I used to journal more than I do now. When that was more of a habit of mine, I always used to note the place from which I wrote my entry. Sometimes they would be “the usual” – my dorm room, my office, my living room. But then sometimes I would be sitting on the lawn of Glen Eyrie in Colorado Springs, or on the beach at RUF Summer Conference, or somewhere camping in Oklahoma. When I read my words, I could remember that place – the entry felt richer somehow.
Right now I’m sitting in a library at Laity Lodge in the Hill Country of Texas, at a retreat some of our church members signed me up for. We’ve been listening to Earl Palmer talk about 2 Timothy and Eric Jacobsen talk about the significance of place. Today, I’ve studied the scriptures, eaten great food, tried to nap but couldn’t, taken a walk and a swim, met new people, read from the Psalms, read David Sedaris, and thought about City Pres/my life/my family/my wife… here.
In the midst of a more postmodern identity where we so often feel so much more unrooted from a place – because of Facebook, our standardization of consumerism, our ambiguous individualism, the sterility, the loneliness, the aggressive realism (to borrow from Albert Borgman) – we need what Alasdair MacIntyre calls Focal Practices.
Focal Practices are ways we can practice virtues in the midst of our crazy lives and find a place for ourselves, a rootedness, a way forward that takes our bodies and physical environment seriously.

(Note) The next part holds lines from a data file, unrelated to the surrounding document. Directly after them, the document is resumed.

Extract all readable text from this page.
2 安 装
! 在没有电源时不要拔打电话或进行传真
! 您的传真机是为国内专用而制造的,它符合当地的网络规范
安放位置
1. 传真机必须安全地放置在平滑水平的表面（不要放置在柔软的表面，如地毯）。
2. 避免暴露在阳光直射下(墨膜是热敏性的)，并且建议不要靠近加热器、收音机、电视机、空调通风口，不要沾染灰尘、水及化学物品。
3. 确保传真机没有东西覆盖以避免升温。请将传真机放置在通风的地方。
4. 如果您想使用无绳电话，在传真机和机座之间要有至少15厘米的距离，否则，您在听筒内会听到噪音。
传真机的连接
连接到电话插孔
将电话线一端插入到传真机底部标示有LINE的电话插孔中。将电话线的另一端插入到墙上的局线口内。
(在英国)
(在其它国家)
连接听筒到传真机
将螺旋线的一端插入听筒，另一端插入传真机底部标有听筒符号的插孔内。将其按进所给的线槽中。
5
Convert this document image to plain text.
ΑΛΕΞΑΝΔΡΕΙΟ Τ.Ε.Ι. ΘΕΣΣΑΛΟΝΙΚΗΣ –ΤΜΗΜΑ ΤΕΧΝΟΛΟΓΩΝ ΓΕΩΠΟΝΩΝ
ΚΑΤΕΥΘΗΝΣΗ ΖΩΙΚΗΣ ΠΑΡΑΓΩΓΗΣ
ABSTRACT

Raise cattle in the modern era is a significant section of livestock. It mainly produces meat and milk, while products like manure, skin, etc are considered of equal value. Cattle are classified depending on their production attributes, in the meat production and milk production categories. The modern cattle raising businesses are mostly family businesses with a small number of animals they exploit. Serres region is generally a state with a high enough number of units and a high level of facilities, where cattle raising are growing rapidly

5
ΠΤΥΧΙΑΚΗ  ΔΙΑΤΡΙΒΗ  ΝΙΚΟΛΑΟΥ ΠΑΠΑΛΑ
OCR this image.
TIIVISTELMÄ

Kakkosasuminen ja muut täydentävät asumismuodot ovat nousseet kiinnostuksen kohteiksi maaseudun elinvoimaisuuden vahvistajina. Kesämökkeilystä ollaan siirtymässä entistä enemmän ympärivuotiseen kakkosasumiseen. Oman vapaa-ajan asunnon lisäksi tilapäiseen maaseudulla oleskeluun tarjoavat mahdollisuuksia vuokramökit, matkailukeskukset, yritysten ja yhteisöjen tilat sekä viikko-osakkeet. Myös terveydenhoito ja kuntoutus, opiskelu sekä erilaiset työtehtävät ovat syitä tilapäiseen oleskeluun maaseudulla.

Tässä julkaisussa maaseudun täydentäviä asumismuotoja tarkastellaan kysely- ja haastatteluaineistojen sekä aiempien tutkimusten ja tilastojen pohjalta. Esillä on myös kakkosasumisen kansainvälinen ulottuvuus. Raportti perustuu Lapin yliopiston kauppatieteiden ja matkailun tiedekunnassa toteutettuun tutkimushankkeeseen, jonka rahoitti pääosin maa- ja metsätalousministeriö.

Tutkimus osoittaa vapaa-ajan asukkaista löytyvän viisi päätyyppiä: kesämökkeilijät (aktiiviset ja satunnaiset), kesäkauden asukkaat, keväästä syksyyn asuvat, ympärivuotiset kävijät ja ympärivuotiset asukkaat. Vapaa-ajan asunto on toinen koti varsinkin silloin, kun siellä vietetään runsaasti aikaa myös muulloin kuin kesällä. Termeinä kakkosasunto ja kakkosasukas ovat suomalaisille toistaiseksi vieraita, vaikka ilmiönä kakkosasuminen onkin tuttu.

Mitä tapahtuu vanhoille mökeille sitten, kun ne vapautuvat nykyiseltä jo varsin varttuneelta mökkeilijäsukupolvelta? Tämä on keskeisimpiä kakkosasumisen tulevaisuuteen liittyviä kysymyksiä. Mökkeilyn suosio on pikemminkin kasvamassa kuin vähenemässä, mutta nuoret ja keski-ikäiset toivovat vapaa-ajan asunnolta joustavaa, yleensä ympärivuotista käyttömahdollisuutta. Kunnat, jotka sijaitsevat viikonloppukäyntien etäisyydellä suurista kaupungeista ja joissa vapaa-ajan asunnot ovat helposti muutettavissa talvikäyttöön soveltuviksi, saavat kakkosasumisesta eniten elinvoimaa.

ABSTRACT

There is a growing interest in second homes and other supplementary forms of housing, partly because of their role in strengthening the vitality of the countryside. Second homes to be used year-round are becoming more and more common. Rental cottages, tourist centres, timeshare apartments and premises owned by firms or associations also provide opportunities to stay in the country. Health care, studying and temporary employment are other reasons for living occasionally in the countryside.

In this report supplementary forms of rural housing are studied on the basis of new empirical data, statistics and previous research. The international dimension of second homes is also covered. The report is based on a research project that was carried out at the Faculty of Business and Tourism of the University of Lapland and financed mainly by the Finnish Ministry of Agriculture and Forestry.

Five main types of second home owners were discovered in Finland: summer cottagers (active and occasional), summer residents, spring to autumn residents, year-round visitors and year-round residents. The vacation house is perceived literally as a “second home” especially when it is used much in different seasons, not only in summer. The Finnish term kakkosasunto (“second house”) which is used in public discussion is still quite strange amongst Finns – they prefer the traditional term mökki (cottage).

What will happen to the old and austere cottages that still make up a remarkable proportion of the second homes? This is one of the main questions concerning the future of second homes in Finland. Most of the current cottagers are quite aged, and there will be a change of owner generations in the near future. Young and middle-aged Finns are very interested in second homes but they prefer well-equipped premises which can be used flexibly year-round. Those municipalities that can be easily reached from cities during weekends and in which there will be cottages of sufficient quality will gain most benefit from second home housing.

Eric Jacobson talked about seeking the shalom of the city by creating redemptive practices (along with eradicating social ills). He mentioned ideas like bicycling, walking, family meals, even chicken farming as a family.
And he said the church should remember the liturgies inherent in a visible gathering each week on the Lord’s Day to mark the time and place in our lives. That we have an engaged dismissal, where we go out into the world as a blessing to it. And of course, the Eucharist, the Lord’s Supper, where we take the body and blood of Jesus to ourselves. We have to be there for that. You can’t do it online. There’s a physicality to it, a sense of place and community as we rise, go forward, stand together, touch/smell/taste/hear the elements and the words. It roots us in a time: a history, a redemption purchased in the past that is present and real today and that has a future hope not yet fully finished yet enough and powerful for this day, this week, this moment.